Complex magnetic phases enriched by charge density waves in topological semimetals GdSb_xTe_{2-x-{\delta}}

TL;DR

This study explores the complex magnetic phases in GdSb_xTe_{2-x-δ} topological semimetals, revealing multiple magnetic states and potential antiferromagnetic skyrmion phases influenced by charge density waves.

Contribution

It provides the first detailed magnetic phase diagrams of GdSb_xTe_{2-x-δ} and suggests the possible existence of an antiferromagnetic skyrmion phase in bulk material.

Findings

Multiple magnetic phases identified in charge density wave materials.
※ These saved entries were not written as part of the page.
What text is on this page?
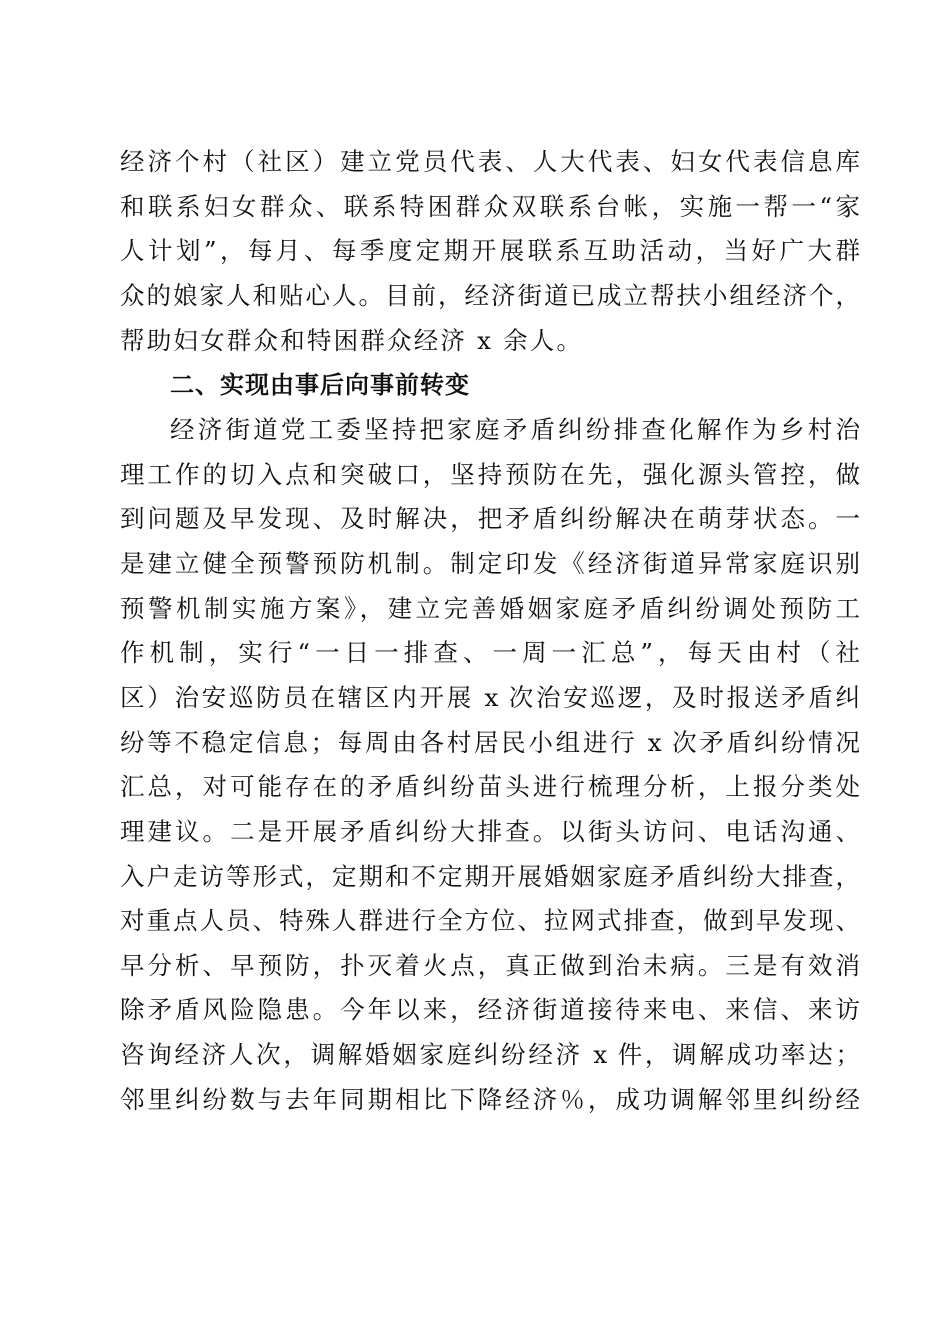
经济个村（社区）建立党员代表、人大代表、妇女代表信息库
和联系妇女群众、联系特困群众双联系台帐，实施一帮一“家
人计划”，每月、每季度定期开展联系互助活动，当好广大群
众的娘家人和贴心人。目前，经济街道已成立帮扶小组经济个，
帮助妇女群众和特困群众经济 x 余人。
二、实现由事后向事前转变
经济街道党工委坚持把家庭矛盾纠纷排查化解作为乡村治
理工作的切入点和突破口，坚持预防在先，强化源头管控，做
到问题及早发现、及时解决，把矛盾纠纷解决在萌芽状态。一
是建立健全预警预防机制。制定印发《经济街道异常家庭识别
预警机制实施方案》，建立完善婚姻家庭矛盾纠纷调处预防工
作机制，实行“一日一排查、一周一汇总”，每天由村（社
区）治安巡防员在辖区内开展 x 次治安巡逻，及时报送矛盾纠
纷等不稳定信息；每周由各村居民小组进行 x 次矛盾纠纷情况
汇总，对可能存在的矛盾纠纷苗头进行梳理分析，上报分类处
理建议。二是开展矛盾纠纷大排查。以街头访问、电话沟通、
入户走访等形式，定期和不定期开展婚姻家庭矛盾纠纷大排查，
对重点人员、特殊人群进行全方位、拉网式排查，做到早发现、
早分析、早预防，扑灭着火点，真正做到治未病。三是有效消
除矛盾风险隐患。今年以来，经济街道接待来电、来信、来访
咨询经济人次，调解婚姻家庭纠纷经济 x 件，调解成功率达；
邻里纠纷数与去年同期相比下降经济％，成功调解邻里纠纷经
Evidence suggesting the existence of an antiferromagnetic skyrmion phase.

Magnetic phase diagrams mapped along three crystallographic orientations.

Abstract

The interplay of crystal symmetry, magnetism, band topology and electronic correlation can be the origin of quantum phase transitions in condensed matter. Particularly, square-lattice materials have been serving as a versatile platform to study the rich phenomena resulting from that interplay. In this work, we report a detailed magnetic study on the square-lattice based magnetic topological semimetals GdSb_{x}Te_{2-x-{\delta}}. We report the H-T magnetic phase diagrams along three crystallographic orientations and show that, for those materials where a charge density wave distortion is known to exist, many different magnetic phases are identified. In addition, the data provides a clue to the existence of an antiferromagnetic skyrmion phase, which has been theoretically predicted but not experimentally confirmed in a bulk material yet.